Sie habe Angst um ihre Kinder, sagt die Frau, Angst, dass der Krieg auch nach Russland komme. "Das wird nicht passieren", beruhigt sie der russische Präsident Wladimir Putin. Der Ukraine-Konflikt, die Sanktionen des Westens, die wirtschaftliche Situation Russlands - all das ist Thema in der vierstündigen TV-Sendung Direkter Draht, bei der Bürger Putin Fragen stellen können. Bei der inszenierten Bürgersprechstunde beruhigt er, wischt Ängste beiseite.

So ruft er seine Landsleute auf, die Strafmaßnahmen des Westens in der Ukraine-Krise als Chance und nicht als Last zu sehen. "Es geht nicht um die Sanktionen, sondern darum, dass wir unsere Wirtschaft nach modernen Methoden organisieren." Russland müsse die Strafmaßnahmen zur Entwicklung nutzen. Derzeit sehen sich viele Russen mit Massenentlassungen und Lohnkürzungen konfrontiert.

Putin räumt ein, dass die russische Wirtschaft wegen des Ölpreis-Verfalls und der Sanktionen Probleme habe. Dennoch sei es möglich, dass die Wirtschaft in etwa zwei Jahren oder auch schneller die Rückkehr zu Wachstum schaffe. Der Rubel ist seit Jahresbeginn kräftig gestiegen - doch die Lage ist alles andere als stabil. Die russische Wirtschaft dürfte nach Einschätzung der nationalen Notenbank in diesem Jahr zwischen 3,5 und vier Prozent schrumpfen und 2016 erneut ein bis 1,6 Prozent verlieren.

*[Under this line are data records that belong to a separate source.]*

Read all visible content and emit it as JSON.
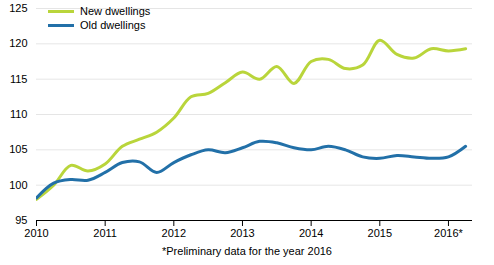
{
  "chart_data": {
    "type": "line",
    "caption": "*Preliminary data for the year 2016",
    "x": [
      2010,
      2010.25,
      2010.5,
      2010.75,
      2011,
      2011.25,
      2011.5,
      2011.75,
      2012,
      2012.25,
      2012.5,
      2012.75,
      2013,
      2013.25,
      2013.5,
      2013.75,
      2014,
      2014.25,
      2014.5,
      2014.75,
      2015,
      2015.25,
      2015.5,
      2015.75,
      2016,
      2016.25
    ],
    "series": [
      {
        "name": "New dwellings",
        "color": "#b9d53b",
        "values": [
          98,
          100,
          102.8,
          102,
          103,
          105.5,
          106.5,
          107.5,
          109.5,
          112.5,
          113,
          114.5,
          116,
          115,
          116.8,
          114.4,
          117.5,
          117.8,
          116.5,
          117,
          120.5,
          118.5,
          118,
          119.3,
          119,
          119.3
        ]
      },
      {
        "name": "Old dwellings",
        "color": "#2270a8",
        "values": [
          98.2,
          100.3,
          100.8,
          100.7,
          101.8,
          103.2,
          103.3,
          101.8,
          103.2,
          104.3,
          105,
          104.6,
          105.3,
          106.2,
          106,
          105.3,
          105,
          105.5,
          105,
          104,
          103.8,
          104.2,
          104,
          103.8,
          104,
          105.5
        ]
      }
    ],
    "xlim": [
      2010,
      2016.35
    ],
    "xticks": [
      2010,
      2011,
      2012,
      2013,
      2014,
      2015,
      {
        "value": 2016,
        "label": "2016*"
      }
    ],
    "ylim": [
      95,
      125
    ],
    "yticks": [
      95,
      100,
      105,
      110,
      115,
      120,
      125
    ],
    "grid": true,
    "legend": "top-left"
  }
}
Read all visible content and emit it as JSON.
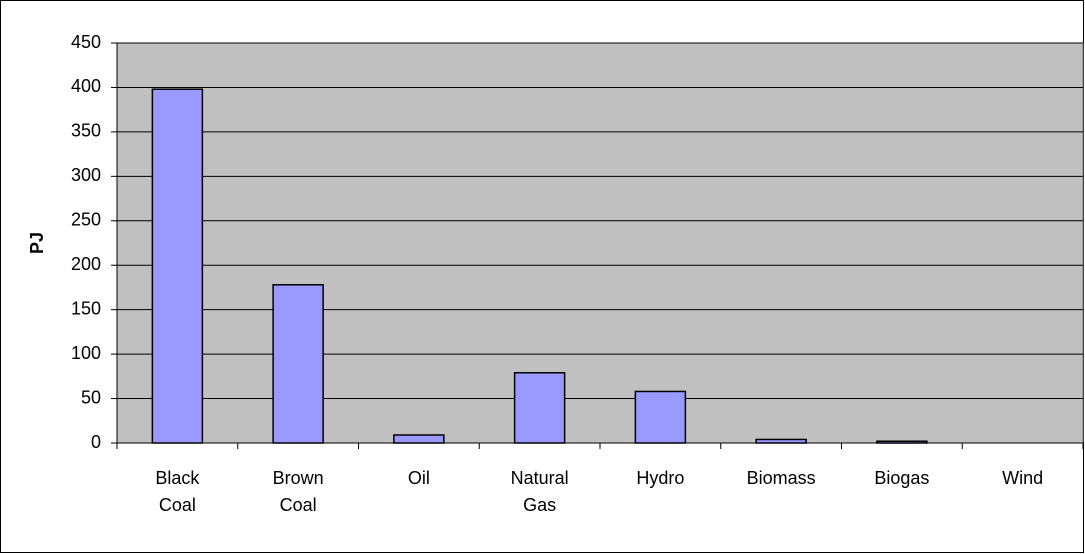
{
  "chart_data": {
    "type": "bar",
    "y_label": "PJ",
    "categories": [
      "Black Coal",
      "Brown Coal",
      "Oil",
      "Natural Gas",
      "Hydro",
      "Biomass",
      "Biogas",
      "Wind"
    ],
    "values": [
      398,
      178,
      9,
      79,
      58,
      4,
      2,
      0
    ],
    "color": "#9999ff",
    "ylim": [
      0,
      450
    ],
    "yticks": [
      0,
      50,
      100,
      150,
      200,
      250,
      300,
      350,
      400,
      450
    ],
    "grid": true
  }
}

Keine russischen Truppen in der Ukraine

Der ukrainischen Führung macht Putin schwere Vorwürfe. Kiew habe eine wirtschaftliche Blockade gegen die durch prorussische Separatisten kontrollierten Gebiete verhängt. Renten und andere soziale Hilfen würden nicht ausgezahlt. Gleichzeitig besteitet Putin, dass in der Ostukraine auch russische Soldaten kämpfen. "Ich sage es geradeheraus: Es gibt keine russischen Truppen in der Ukraine" - eine fragwürdige Aussage.

Im vergangen Jahr hatte er eingeräumt, dass bei der Annexion der Krim russische Soldaten beteiligt waren. Davor hatte es geheißen, es handle sich lediglich um Milizionäre. Außerdem hat der russische Präsident während einer anderen TV-Sendung detailliert erzählt, wie er selbst die Operation auf der Krim vorangetrieben hat.

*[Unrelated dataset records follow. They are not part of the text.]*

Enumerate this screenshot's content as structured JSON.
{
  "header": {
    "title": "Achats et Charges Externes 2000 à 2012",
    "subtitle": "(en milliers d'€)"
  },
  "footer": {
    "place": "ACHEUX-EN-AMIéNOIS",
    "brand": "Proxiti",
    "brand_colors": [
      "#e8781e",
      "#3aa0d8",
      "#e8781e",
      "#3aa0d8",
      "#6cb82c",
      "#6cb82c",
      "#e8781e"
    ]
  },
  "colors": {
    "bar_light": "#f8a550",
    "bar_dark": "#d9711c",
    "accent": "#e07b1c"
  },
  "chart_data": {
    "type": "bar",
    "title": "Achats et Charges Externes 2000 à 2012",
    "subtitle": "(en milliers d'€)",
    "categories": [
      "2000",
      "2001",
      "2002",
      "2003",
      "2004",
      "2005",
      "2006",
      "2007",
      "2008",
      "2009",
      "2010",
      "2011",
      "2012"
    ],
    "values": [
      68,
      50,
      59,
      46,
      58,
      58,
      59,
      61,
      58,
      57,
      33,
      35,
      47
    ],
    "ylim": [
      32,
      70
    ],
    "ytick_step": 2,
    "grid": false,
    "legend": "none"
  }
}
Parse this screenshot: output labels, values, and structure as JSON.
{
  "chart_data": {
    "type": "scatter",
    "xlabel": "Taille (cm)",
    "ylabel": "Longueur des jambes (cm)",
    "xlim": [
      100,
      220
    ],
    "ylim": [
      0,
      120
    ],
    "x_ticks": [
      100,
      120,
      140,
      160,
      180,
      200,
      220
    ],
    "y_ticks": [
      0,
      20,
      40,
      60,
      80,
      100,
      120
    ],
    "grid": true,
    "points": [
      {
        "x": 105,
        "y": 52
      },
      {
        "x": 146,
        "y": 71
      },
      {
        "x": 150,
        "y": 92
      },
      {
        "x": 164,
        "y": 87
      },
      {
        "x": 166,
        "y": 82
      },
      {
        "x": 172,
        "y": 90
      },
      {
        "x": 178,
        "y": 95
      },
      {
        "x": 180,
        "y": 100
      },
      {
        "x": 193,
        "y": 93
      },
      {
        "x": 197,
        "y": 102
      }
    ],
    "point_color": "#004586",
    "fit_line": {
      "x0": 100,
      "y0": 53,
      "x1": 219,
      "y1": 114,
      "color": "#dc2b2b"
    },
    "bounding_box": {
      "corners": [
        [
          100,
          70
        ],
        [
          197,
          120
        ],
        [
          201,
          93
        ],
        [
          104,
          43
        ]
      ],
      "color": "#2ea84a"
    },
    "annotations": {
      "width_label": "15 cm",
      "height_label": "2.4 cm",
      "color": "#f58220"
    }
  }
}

Ermordung von Nemzow "tragisch und beschämend"

Auf die Ermittlungen im Mordfall Boris Nemzow angesprochen sagt Putin, man wisse noch nicht, wer die Hintermänner seien. Der Oppositionspolitiker Nemzow war am 27. Februar in der Nähe des Kremls getötet worden. "Tragisch und beschämend" sei dieser Vorfall. Doch Putin lobt die Arbeit der Ermittler: Bereits einen Tag später habe man einen Verdächtigen geschnappt. Was Putin nicht sagt: An dessen Schuld gibt es berechtigte Zweifel.

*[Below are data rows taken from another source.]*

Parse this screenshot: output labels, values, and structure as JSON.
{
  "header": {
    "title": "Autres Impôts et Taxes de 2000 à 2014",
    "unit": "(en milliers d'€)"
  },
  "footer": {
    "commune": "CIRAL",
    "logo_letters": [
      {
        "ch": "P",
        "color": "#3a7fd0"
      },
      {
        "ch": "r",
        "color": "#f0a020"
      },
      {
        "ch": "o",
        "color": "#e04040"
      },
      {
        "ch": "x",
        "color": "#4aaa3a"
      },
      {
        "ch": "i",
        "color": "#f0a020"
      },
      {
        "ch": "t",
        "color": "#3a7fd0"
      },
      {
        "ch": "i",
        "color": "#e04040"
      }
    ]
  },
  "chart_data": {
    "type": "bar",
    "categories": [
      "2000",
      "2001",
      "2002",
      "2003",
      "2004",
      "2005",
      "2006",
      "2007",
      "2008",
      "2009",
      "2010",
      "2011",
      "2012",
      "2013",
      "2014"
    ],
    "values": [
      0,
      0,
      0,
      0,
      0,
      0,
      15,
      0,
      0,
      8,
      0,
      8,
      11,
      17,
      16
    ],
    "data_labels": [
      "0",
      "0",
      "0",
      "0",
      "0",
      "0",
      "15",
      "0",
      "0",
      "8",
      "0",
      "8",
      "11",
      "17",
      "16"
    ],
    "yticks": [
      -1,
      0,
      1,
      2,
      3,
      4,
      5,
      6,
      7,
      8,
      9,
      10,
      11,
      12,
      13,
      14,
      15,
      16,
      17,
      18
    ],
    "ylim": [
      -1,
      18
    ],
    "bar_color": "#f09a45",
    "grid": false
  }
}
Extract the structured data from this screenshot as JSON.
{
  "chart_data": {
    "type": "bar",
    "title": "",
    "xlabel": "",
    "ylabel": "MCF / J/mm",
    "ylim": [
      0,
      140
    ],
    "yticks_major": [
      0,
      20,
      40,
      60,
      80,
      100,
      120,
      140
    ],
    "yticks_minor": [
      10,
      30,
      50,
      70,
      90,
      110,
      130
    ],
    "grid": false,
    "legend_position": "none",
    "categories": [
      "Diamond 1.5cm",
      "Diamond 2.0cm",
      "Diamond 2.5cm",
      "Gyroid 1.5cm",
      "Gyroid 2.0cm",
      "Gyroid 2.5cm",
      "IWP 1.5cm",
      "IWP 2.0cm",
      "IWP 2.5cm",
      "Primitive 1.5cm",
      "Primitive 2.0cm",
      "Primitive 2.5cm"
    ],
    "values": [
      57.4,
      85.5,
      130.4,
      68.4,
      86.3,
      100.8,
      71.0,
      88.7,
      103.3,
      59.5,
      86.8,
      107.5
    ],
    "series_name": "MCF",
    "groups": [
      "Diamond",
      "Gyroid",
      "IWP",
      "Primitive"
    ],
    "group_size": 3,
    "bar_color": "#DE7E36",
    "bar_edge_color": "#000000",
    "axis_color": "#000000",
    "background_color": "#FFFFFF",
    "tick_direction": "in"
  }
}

Kreml-Chef über den Deal mit Iran

Putin verteidigt die Ausfuhrgenehmigung für das russische Luftabwehrsystem S-300 an Iran gegen Kritik des Westens. Die Anlage "gefährdet Israel absolut nicht", sagt Putin. Angesichts der Unruhen im Nahen Osten, vor allem im Jemen, seien solche Waffen "ein stabilisierender Faktor". Der russische Präsident hatte den Export vor wenigen Tagen erlaubt, nachdem sein Vorgänger Dmitrij Medwedjew ihn 2010 wegen des Atomstreits mit Iran ausgesetzt hatte. "Iran demonstriert (im Atomstreit, Anm. d. Red.) eine große Flexibilität und den offenen Wunsch zum Kompromiss", befindet Putin in der vom Staatsfernsehen übertragenen Sendung.

Der Konflikt sei bis auf "einige technische Fragen" beigelegt. Deswegen sehe er keinen Grund, das vor Jahren für 900 Millionen US-Dollar (etwa 850 Millionen Euro) bestellte Raketensystem nicht an Iran zu verkaufen. Den S-300-Antrag eines anderen arabischen Staates habe Russland nach Sicherheitsbedenken Israels abgelehnt, so Putin. Den Namen des Landes nennt er nicht. Russische Medien hatten berichtet, Syrien habe Interesse an einem solchen Abwehrsystem geäußert.